Interest in VR cinema and VR movie theaters has surged, but relatively few VR movie theaters have actually been launched. One of the pioneers in bringing VR movies to theaters is Amsterdam-based Samhoud Media. The company opened a permanent VR theater in Amsterdam this March called “The VR Cinema,” which has drawn “over 50,000 visitors” since its launch,” according to Jip Samhoud, the company’s founder. The theater has generated “great audience excitement” about VR , which he attributes to the fact that most of them have had “their first VR experience” at the theater. In fact, one of the primary benefits of VR theaters is that they make VR accessible to “everybody,” eliminating the need for consumers to purchase expensive hardware, notes Samhoud.
The theater has attracted a very diverse audience, including “grandparents with children and couples,” reports Samhoud. The “average age of patrons at the theater is 35-40.”
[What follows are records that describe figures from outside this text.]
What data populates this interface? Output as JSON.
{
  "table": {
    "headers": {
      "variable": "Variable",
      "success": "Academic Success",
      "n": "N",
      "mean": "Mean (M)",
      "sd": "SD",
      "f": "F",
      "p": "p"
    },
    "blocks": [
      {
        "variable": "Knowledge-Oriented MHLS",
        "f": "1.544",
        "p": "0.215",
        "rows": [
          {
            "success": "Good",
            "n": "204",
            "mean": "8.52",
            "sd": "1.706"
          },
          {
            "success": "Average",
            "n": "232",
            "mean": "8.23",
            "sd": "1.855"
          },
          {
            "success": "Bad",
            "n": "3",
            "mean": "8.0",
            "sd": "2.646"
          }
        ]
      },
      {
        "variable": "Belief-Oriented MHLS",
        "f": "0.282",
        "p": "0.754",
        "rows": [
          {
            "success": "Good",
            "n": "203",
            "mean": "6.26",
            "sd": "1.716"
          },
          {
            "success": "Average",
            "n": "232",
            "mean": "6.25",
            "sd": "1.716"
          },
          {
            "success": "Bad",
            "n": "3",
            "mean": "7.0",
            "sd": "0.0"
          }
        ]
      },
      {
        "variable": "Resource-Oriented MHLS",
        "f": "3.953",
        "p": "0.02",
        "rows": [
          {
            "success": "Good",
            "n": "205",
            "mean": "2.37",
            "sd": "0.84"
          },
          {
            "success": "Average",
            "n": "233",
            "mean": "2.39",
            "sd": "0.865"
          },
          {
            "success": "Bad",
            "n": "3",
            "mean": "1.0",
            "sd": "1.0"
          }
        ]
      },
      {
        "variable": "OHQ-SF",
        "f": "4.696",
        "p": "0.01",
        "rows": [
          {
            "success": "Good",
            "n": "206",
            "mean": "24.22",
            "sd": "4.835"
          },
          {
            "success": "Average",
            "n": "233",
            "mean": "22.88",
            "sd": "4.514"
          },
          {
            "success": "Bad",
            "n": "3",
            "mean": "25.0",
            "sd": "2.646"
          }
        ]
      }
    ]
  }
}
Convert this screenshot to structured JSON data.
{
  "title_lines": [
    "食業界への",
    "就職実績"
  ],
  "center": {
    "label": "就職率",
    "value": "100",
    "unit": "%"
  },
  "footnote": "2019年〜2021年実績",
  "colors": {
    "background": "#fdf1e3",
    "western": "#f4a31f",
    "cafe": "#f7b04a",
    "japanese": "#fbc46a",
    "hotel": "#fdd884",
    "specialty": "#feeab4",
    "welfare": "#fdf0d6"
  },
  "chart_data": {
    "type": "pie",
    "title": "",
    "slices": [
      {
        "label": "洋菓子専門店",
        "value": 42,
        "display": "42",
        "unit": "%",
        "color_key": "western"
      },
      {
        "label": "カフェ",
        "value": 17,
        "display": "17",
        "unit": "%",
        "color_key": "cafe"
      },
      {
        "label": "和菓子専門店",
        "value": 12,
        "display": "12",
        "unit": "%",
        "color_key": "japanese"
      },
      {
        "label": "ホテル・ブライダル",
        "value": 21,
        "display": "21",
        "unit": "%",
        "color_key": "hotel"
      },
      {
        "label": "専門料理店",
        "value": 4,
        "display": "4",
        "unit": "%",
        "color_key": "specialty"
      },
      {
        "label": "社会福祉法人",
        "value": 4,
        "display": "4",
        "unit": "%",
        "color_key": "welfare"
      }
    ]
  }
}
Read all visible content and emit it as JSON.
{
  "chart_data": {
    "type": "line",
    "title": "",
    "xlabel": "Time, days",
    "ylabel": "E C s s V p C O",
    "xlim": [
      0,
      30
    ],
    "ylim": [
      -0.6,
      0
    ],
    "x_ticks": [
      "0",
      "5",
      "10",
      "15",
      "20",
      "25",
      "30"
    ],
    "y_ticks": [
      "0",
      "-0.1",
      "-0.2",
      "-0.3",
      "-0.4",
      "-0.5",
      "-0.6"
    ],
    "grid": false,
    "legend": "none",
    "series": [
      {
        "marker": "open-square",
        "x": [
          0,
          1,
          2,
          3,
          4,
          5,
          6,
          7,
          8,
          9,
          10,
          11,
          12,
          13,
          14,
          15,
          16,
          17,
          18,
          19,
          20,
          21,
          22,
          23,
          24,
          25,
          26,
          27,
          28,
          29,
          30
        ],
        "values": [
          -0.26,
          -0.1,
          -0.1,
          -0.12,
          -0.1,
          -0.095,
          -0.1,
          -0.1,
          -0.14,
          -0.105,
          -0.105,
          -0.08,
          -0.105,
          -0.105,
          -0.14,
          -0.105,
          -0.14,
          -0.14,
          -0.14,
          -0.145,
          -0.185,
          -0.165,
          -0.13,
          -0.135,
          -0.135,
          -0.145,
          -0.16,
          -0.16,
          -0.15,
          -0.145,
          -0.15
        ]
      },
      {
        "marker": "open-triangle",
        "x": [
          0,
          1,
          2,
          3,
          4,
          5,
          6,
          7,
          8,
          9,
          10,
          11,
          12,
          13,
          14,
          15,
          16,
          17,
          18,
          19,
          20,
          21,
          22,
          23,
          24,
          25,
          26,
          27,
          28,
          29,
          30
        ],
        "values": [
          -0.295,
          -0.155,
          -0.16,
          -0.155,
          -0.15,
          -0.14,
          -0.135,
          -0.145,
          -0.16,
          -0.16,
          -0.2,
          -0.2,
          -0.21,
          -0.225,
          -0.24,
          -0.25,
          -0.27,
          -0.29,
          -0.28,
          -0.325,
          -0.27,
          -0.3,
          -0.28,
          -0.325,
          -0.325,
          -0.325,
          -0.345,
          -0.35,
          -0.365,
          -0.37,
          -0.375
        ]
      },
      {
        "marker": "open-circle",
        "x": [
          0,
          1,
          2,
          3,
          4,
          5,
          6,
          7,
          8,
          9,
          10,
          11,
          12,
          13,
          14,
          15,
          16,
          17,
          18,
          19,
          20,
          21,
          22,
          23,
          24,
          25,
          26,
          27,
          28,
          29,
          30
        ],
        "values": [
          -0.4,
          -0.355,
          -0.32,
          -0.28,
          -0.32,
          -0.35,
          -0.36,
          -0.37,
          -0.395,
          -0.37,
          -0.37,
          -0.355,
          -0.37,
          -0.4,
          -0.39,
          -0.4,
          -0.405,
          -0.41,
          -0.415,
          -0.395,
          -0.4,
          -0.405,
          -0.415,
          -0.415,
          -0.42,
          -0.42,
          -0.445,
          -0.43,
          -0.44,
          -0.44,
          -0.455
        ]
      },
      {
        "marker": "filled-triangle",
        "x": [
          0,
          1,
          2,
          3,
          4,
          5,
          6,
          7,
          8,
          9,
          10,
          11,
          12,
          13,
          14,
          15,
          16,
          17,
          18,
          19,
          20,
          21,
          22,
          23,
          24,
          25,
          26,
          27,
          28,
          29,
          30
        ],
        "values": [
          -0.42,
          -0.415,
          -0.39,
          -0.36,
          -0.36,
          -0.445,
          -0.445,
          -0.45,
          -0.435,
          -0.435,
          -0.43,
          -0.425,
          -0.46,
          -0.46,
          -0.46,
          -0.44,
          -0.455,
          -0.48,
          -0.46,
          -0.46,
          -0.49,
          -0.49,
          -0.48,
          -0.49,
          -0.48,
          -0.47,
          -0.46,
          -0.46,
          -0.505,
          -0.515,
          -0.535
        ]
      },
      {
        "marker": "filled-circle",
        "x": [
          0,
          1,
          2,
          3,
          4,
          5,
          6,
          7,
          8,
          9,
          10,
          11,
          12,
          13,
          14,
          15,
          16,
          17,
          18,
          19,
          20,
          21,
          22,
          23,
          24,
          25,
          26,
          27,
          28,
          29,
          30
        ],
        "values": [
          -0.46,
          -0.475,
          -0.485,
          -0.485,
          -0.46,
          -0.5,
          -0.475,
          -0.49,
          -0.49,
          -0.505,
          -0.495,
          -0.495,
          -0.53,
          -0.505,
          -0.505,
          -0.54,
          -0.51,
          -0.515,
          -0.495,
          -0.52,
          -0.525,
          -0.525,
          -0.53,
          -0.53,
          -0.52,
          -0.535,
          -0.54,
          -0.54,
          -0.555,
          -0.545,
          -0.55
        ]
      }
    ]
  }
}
The theater refreshes its films once a month, and offers diverse content packages, including horror films, animations, and documentaries. According to Samhoud, horror films are the most popular films at the theater, followed by animations. Interestingly, documentaries at the theater have generated “many repeat visits,” he reports. Shows at the theater run 30 minutes long, and typically include two or three films. Audiences are charged 12.50 euros (approximately $15) per show. In Samhoud’s view, this price is “comparable to prices for traditional films.”
Pop-up theaters are playing a key role in acclimating consumers to VR films and VR in general. They’ve certainly been a linchpin in Samhoud’s VR theater strategy. The company opened its first pop-up theater in Amsterdam last October, and ran VR films in a Berlin pop-up theater from March to May this year. The company also ran VR films in a pop-up theater in Copenhagen in June.
He acknowledges that the shortage of quality VR content remains one of the key stumbling blocks to the growth of VR theaters. He expects VR theaters to become prevalent in “all big cities” in the next 3-5 years. He acknowledges that “finding the right content” for VR theaters is a “major challenge.” At the moment, he feels the films shown at this theater are “fine,” but he concedes that in two or three years, “better content will be needed” to continue attracting audiences.
Samhoud underlines the need for producers to gain a better grasp of the special attributes and qualities of VR, and for an increasing supply of “VR-exclusive content.” At the same time, Samhoud believes that the coming expansion of VR theaters will help spur increased production of VR content. Increasingly, film producers are gravitating toward VR, as it represents “a new storytelling medium,” he notes.
Samhoud Media plans to expand its theaters to such locations as London and Oslo and has received significant interest from organizations seeking to partner with the company or franchise their theaters in such locations as China and Lebanon.